Odilia Leigh, the complex's property manager, said she started getting phone calls from panicked tenants as soon as she arrived at the office around 8:30 a.m. Monday. Several tenants told them they had seen ICE agents on the property and at neighboring apartment complexes, banging on doors.
She told them not to open the door to anyone and ordered the maintenance worker to make sure public-access gates to the property were all locked. She said she knew the agents were likely U.S. law enforcement involved in the nationwide sweep – but her tenants’ safety and state of mind come first, she said.
Leigh said the apartment complex does background checks on tenants and she was confident there were no criminals staying there.
“These are good people, families,” she said. “I want them to feel safe.”

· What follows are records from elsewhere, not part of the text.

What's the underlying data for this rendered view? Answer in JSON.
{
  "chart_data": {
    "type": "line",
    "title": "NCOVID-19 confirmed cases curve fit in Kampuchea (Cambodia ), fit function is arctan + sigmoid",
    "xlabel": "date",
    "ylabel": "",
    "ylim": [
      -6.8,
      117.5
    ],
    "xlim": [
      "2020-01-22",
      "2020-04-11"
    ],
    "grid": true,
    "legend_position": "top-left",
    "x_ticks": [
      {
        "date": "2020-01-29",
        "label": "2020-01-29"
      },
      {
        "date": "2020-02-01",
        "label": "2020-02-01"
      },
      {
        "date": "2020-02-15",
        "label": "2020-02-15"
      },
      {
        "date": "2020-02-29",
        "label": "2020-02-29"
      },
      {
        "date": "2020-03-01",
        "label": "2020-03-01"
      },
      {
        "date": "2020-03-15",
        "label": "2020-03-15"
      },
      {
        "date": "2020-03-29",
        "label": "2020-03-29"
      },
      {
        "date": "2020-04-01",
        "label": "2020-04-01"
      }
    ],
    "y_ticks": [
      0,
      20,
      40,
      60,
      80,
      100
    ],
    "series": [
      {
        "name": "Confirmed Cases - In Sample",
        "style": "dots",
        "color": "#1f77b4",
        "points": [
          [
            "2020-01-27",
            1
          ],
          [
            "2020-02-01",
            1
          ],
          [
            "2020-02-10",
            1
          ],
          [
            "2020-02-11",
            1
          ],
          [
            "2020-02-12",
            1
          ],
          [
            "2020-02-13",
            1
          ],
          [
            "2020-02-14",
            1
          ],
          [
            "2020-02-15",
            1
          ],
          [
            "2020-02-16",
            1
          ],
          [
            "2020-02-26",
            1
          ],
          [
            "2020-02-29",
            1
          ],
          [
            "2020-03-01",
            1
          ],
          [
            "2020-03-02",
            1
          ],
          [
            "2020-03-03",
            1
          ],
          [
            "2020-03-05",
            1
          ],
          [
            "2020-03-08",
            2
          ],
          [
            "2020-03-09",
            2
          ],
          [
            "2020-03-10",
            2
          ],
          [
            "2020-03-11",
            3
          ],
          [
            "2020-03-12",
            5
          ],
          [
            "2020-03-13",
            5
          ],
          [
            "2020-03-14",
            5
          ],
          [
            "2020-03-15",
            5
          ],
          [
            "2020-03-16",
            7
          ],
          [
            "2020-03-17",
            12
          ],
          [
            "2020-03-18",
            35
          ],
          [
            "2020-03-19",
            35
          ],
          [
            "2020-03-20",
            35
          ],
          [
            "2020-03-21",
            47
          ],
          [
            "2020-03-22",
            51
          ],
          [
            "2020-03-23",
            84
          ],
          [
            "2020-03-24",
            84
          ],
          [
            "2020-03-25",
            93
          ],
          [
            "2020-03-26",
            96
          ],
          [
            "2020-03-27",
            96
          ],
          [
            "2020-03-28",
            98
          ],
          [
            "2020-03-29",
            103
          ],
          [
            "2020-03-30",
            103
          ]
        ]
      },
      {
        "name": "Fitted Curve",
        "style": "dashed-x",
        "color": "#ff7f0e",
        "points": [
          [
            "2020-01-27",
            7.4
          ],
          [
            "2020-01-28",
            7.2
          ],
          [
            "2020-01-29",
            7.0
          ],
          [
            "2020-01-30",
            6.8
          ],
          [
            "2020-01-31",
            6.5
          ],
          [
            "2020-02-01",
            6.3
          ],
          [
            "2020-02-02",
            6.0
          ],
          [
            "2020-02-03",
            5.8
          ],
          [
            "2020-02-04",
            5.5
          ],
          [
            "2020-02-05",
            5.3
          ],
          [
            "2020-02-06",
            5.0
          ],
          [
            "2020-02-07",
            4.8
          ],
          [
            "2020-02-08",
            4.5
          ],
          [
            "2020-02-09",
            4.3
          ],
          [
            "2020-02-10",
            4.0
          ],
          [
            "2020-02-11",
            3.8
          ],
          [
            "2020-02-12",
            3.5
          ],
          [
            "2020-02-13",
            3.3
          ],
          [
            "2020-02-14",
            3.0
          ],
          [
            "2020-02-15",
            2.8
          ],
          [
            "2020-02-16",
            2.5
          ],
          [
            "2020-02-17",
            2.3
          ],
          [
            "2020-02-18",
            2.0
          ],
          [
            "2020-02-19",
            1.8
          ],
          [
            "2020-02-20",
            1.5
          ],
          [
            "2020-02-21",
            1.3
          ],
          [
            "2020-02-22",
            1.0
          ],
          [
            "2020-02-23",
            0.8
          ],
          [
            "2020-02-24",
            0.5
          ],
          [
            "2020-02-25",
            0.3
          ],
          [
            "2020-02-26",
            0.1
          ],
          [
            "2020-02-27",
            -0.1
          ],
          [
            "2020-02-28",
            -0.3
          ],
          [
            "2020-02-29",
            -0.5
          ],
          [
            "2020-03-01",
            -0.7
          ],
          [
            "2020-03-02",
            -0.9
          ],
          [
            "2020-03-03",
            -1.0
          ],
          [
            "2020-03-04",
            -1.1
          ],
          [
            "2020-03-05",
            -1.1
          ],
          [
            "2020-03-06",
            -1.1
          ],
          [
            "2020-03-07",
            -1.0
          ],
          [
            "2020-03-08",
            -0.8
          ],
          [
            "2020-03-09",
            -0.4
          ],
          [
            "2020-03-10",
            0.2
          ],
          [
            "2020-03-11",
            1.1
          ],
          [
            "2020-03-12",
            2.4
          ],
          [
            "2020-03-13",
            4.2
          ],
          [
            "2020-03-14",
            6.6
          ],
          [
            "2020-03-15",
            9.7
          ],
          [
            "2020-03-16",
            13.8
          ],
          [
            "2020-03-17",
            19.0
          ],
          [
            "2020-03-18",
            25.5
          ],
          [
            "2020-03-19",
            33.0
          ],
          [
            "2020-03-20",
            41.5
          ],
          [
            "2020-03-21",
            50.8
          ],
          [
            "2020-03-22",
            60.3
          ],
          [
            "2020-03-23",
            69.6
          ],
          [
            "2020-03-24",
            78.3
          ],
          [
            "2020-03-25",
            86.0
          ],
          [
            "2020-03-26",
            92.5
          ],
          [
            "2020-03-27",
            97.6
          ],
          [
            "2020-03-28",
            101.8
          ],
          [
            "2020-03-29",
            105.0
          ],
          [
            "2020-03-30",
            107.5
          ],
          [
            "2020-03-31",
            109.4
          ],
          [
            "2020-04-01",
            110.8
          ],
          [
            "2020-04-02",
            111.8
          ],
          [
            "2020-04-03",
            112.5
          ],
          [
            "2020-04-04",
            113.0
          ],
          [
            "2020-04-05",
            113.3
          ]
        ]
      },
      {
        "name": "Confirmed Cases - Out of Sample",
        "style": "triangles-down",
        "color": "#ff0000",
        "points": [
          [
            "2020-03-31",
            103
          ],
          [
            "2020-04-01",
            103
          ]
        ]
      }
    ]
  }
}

In a written statement, an ICE spokeswoman said that "due to law-enforcement sensitivities and the safety and security of U.S. Immigration and Customs Enforcement personnel, the agency will not offer specific details related to enforcement operations."
The statement went on to say that the arrests would prioritize undocumented immigrants with criminal backgrounds.
At a news conference with consular officials in the United States, Mexico's Foreign Minister Marcelo Ebrard said they had no reports of Mexican citizens arrested in the past few days.
"We don't have an increase in the number of Mexicans detained in the U.S., nor an increase in the number of deportees. But that doesn't mean that it won't happen in the coming days," Ebrard said.
Immigration officials had said previously that the raids planned for this week would target nearly 2,000 migrants that who had recently arrived in the country and had outstanding deportation orders.
But they also warned about the possibility of "collateral arrests," the detention of other individuals in the country illegally caught up in the raids.